Un risultato significativo anche perché prevede il riconoscimento degli arretrati relativi al biennio 2024-2025 e al secondo semestre del 2023. Una misura che va nella direzione di ridurre le disparità tra le diverse figure del comparto sanitario e valorizzare chi opera quotidianamente in prima linea, come ad esempio TSRM e TSLB, fin troppo trascurati. Ora sarà compito delle OO.SS. territoriali, rappresentate dai nostri stessi professionisti, dare seguito all’accordo nelle rispettive realtà lavorative.

Formazione e multidisciplinarietà al centro

Nel corso del 2025, l’Ordine ha investito in modo deciso sulla formazione continua, anche grazie all’accreditamento come provider ECM. Numerosi gli eventi organizzati, sia in presenza sia online, con il coinvolgimento attivo delle Commissioni d’Albo.

Dai temi dell’innovazione tecnologica, come l’intelligenza artificiale applicata alla diagnostica, fino ai percorsi riabilitativi e alla prevenzione, l’offerta formativa ha risposto alle esigenze di aggiornamento dei professionisti, rafforzando competenze e qualità delle prestazioni.

Particolarmente rilevante anche lo sviluppo di iniziative multidisciplinari, considerate un elemento distintivo dell’Ordine, con percorsi condivisi tra diverse professioni sanitarie.

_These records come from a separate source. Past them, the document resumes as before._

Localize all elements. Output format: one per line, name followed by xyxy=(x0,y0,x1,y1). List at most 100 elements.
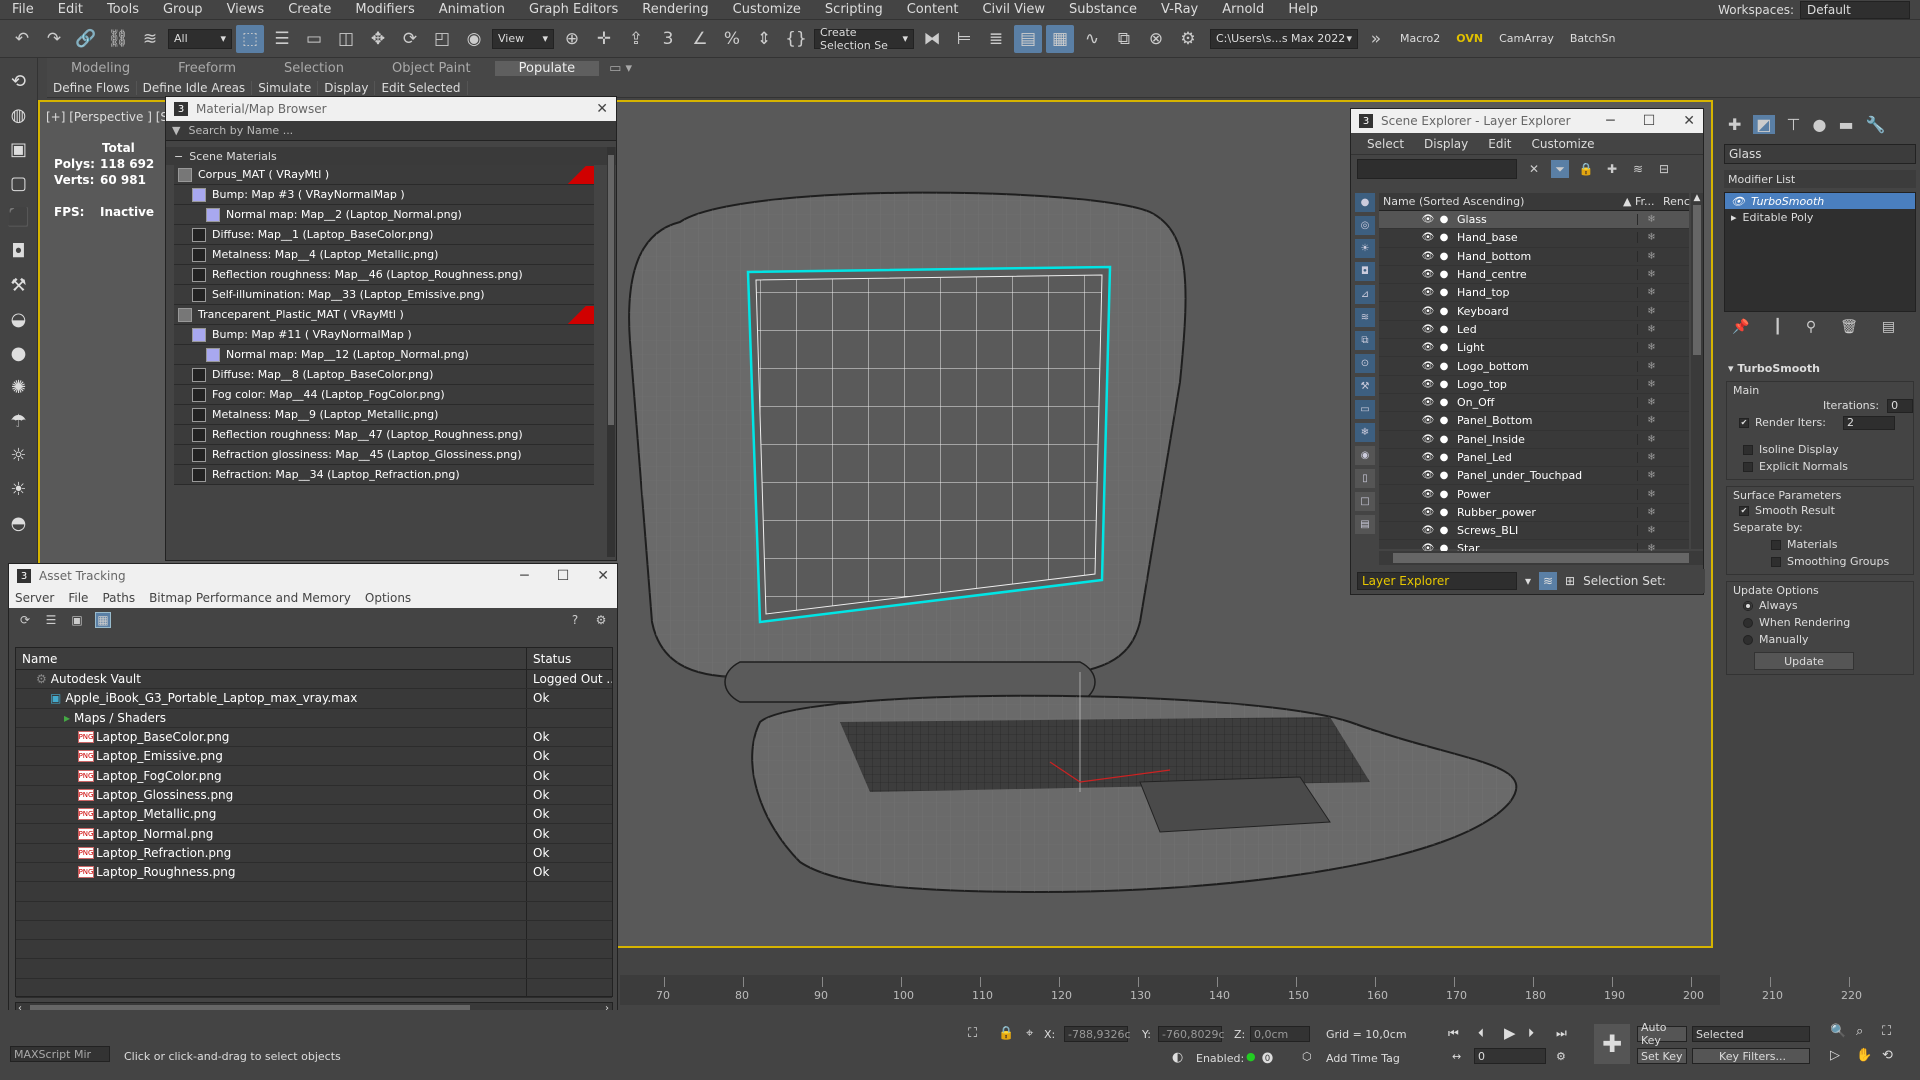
menu-file[interactable]: File xyxy=(0,2,46,17)
asset-menu-paths[interactable]: Paths xyxy=(102,591,135,605)
menu-edit[interactable]: Edit xyxy=(46,2,95,17)
map-item[interactable]: Reflection roughness: Map__47 (Laptop_Ro… xyxy=(174,425,594,445)
selection-filter-dropdown[interactable]: All ▾ xyxy=(168,28,232,49)
mirror-icon[interactable]: ⧓ xyxy=(918,25,946,53)
render-dot-icon[interactable]: ● xyxy=(1437,287,1451,298)
render-dot-icon[interactable]: ● xyxy=(1437,232,1451,243)
select-by-name-icon[interactable]: ☰ xyxy=(268,25,296,53)
render-dot-icon[interactable]: ● xyxy=(1437,379,1451,390)
remove-modifier-icon[interactable]: 🗑 xyxy=(1840,319,1858,335)
menu-animation[interactable]: Animation xyxy=(427,2,517,17)
none-filter-icon[interactable]: □ xyxy=(1355,492,1375,511)
maxscript-listener[interactable]: MAXScript Mir xyxy=(10,1046,110,1062)
cube-icon[interactable]: ⬛ xyxy=(5,204,33,230)
bone-filter-icon[interactable]: ⚒ xyxy=(1355,377,1375,396)
ribbon-tab-modeling[interactable]: Modeling xyxy=(47,61,154,76)
iterations-spinner[interactable]: 0 xyxy=(1887,398,1913,413)
schematic-view-icon[interactable]: ⧉ xyxy=(1110,25,1138,53)
scene-object-item[interactable]: 👁 ● Light ❄ xyxy=(1379,339,1689,358)
map-item[interactable]: Self-illumination: Map__33 (Laptop_Emiss… xyxy=(174,285,594,305)
play-icon[interactable]: ▶ xyxy=(1504,1024,1516,1042)
atom-icon[interactable]: ✺ xyxy=(5,374,33,400)
menu-substance[interactable]: Substance xyxy=(1057,2,1149,17)
pivot-center-icon[interactable]: ⊕ xyxy=(558,25,586,53)
maximize-icon[interactable]: ☐ xyxy=(557,568,570,584)
camarray-button[interactable]: CamArray xyxy=(1493,32,1560,45)
named-selection-dropdown[interactable]: Create Selection Se ▾ xyxy=(814,26,914,52)
menu-v-ray[interactable]: V-Ray xyxy=(1149,2,1210,17)
ribbon-tab-object-paint[interactable]: Object Paint xyxy=(368,61,495,76)
stack-item-editable-poly[interactable]: ▸ Editable Poly xyxy=(1725,209,1915,225)
menu-graph-editors[interactable]: Graph Editors xyxy=(517,2,630,17)
rect-selection-icon[interactable]: ▭ xyxy=(300,25,328,53)
map-item[interactable]: Refraction glossiness: Map__45 (Laptop_G… xyxy=(174,445,594,465)
map-item[interactable]: Refraction: Map__34 (Laptop_Refraction.p… xyxy=(174,465,594,485)
render-dot-icon[interactable]: ● xyxy=(1437,434,1451,445)
timeline-ruler[interactable]: 70 80 90 100 110 120 130 140 150 160 170 180 190 200 2… xyxy=(620,975,1862,1005)
render-dot-icon[interactable]: ● xyxy=(1437,214,1451,225)
scene-object-item[interactable]: 👁 ● Panel_Bottom ❄ xyxy=(1379,412,1689,431)
zoom-all-icon[interactable]: ⌕ xyxy=(1856,1024,1863,1039)
key-set-dropdown[interactable]: Selected xyxy=(1692,1026,1810,1042)
scene-object-item[interactable]: 👁 ● Hand_centre ❄ xyxy=(1379,266,1689,285)
map-item[interactable]: Normal map: Map__12 (Laptop_Normal.png) xyxy=(174,345,594,365)
filter-icon[interactable]: ⏷ xyxy=(1551,160,1569,178)
minus-icon[interactable]: − xyxy=(174,150,183,163)
menu-content[interactable]: Content xyxy=(895,2,971,17)
eye-icon[interactable]: 👁 xyxy=(1419,489,1437,500)
xref-filter-icon[interactable]: ⊙ xyxy=(1355,354,1375,373)
render-dot-icon[interactable]: ● xyxy=(1437,361,1451,372)
chevron-right-icon[interactable]: ▸ xyxy=(1731,211,1737,224)
table-row[interactable]: PNG Laptop_Glossiness.png Ok xyxy=(16,785,612,806)
y-coordinate-field[interactable]: -760,8029c xyxy=(1158,1026,1225,1042)
motion-tab-icon[interactable]: ● xyxy=(1812,115,1826,134)
scene-object-item[interactable]: 👁 ● Screws_BLI ❄ xyxy=(1379,522,1689,541)
hierarchy-icon[interactable]: ⊟ xyxy=(1655,160,1673,178)
lock-icon[interactable]: 🔒 xyxy=(1577,160,1595,178)
pin-stack-icon[interactable]: 📌 xyxy=(1732,319,1749,335)
utilities-tab-icon[interactable]: 🔧 xyxy=(1866,115,1886,134)
all-filter-icon[interactable]: ▯ xyxy=(1355,469,1375,488)
frozen-filter-icon[interactable]: ❄ xyxy=(1355,423,1375,442)
sphere-icon[interactable]: ● xyxy=(5,340,33,366)
freeze-icon[interactable]: ❄ xyxy=(1637,525,1665,537)
enabled-dot-icon[interactable]: ● xyxy=(1246,1050,1256,1063)
material-search[interactable]: ▼ Search by Name ... xyxy=(166,121,616,141)
absolute-mode-icon[interactable]: ⌖ xyxy=(1026,1026,1033,1041)
reference-coord-dropdown[interactable]: View ▾ xyxy=(492,28,554,49)
material-search-input[interactable]: Search by Name ... xyxy=(188,124,293,137)
eye-icon[interactable]: 👁 xyxy=(1419,507,1437,518)
freeze-icon[interactable]: ❄ xyxy=(1637,415,1665,427)
eye-icon[interactable]: 👁 xyxy=(1419,397,1437,408)
table-row[interactable]: PNG Laptop_Roughness.png Ok xyxy=(16,862,612,883)
key-mode-icon[interactable]: ↔ xyxy=(1452,1050,1461,1063)
hidden-filter-icon[interactable]: ◉ xyxy=(1355,446,1375,465)
render-dot-icon[interactable]: ● xyxy=(1437,415,1451,426)
select-move-icon[interactable]: ✥ xyxy=(364,25,392,53)
scene-vscroll[interactable]: ▲ xyxy=(1691,193,1703,549)
render-dot-icon[interactable]: ● xyxy=(1437,507,1451,518)
render-iters-checkbox[interactable]: ✔ xyxy=(1739,417,1749,428)
update-button[interactable]: Update xyxy=(1754,652,1854,670)
freeze-icon[interactable]: ❄ xyxy=(1637,323,1665,335)
configure-sets-icon[interactable]: ▤ xyxy=(1882,319,1895,335)
table-row[interactable]: PNG Laptop_Metallic.png Ok xyxy=(16,805,612,825)
scene-hscroll[interactable] xyxy=(1379,551,1703,565)
eye-icon[interactable]: 👁 xyxy=(1419,361,1437,372)
film-icon[interactable]: ▣ xyxy=(5,136,33,162)
menu-help[interactable]: Help xyxy=(1276,2,1330,17)
scroll-thumb[interactable] xyxy=(1693,205,1701,355)
scene-explorer-icon[interactable]: ▤ xyxy=(1014,24,1042,53)
map-item[interactable]: Fog color: Map__44 (Laptop_FogColor.png) xyxy=(174,385,594,405)
hat-icon[interactable]: ◒ xyxy=(5,306,33,332)
map-item[interactable]: Bump: Map #11 ( VRayNormalMap ) xyxy=(174,325,594,345)
render-dot-icon[interactable]: ● xyxy=(1437,342,1451,353)
modifier-list-dropdown[interactable]: Modifier List xyxy=(1724,170,1916,188)
ribbon-sub-display[interactable]: Display xyxy=(318,81,376,95)
select-object-icon[interactable]: ⬚ xyxy=(236,24,264,53)
scene-object-item[interactable]: 👁 ● Panel_Led ❄ xyxy=(1379,449,1689,468)
scene-object-item[interactable]: 👁 ● Glass ❄ xyxy=(1379,211,1689,230)
eye-icon[interactable]: 👁 xyxy=(1419,251,1437,262)
layers-icon[interactable]: ≋ xyxy=(1629,160,1647,178)
edit-named-selection-icon[interactable]: {} xyxy=(782,25,810,53)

Cambio sede, investimento strategico
Tra gli obiettivi raggiunti, accolto con entusiasmo dall’assemblea, l’acquisto di una nuova sede nel quartiere Balduina a Roma, che rispecchierà pienamente l’importanza delle nostre professioni, offrendo un luogo all’altezza della centralità istituzionale dell’Ordine e che andrà a sostituire la precedente allocata in un capannone industriale.

Un’operazione definita strategica, sia per il valore simbolico sia per la sostenibilità economica.

L’investimento, pari a 870 mila euro rispetto a una richiesta iniziale di oltre un milione, verrà coperto per oltre l’85% senza ricorrere a indebitamento, grazie alla vendita della precedente sede e agli avanzi di gestione. La parte restante sarà sostenuta con un mutuo considerato sostenibile.

Verso il 2026: più formazione, tutela e partecipazione

Guardando al futuro, il presidente ha indicato le direttrici su cui proseguirà l’azione dell’Ordine: rafforzamento della formazione continua, promozione dell’innovazione, tutela degli interessi professionali e ampliamento del dialogo con gli iscritti.

“La forza dell’Ordine è nella partecipazione attiva dei professionisti”, ha concluso Lenza, invitando a guardare alle sfide del 2026 con fiducia e senso di responsabilità condivisa.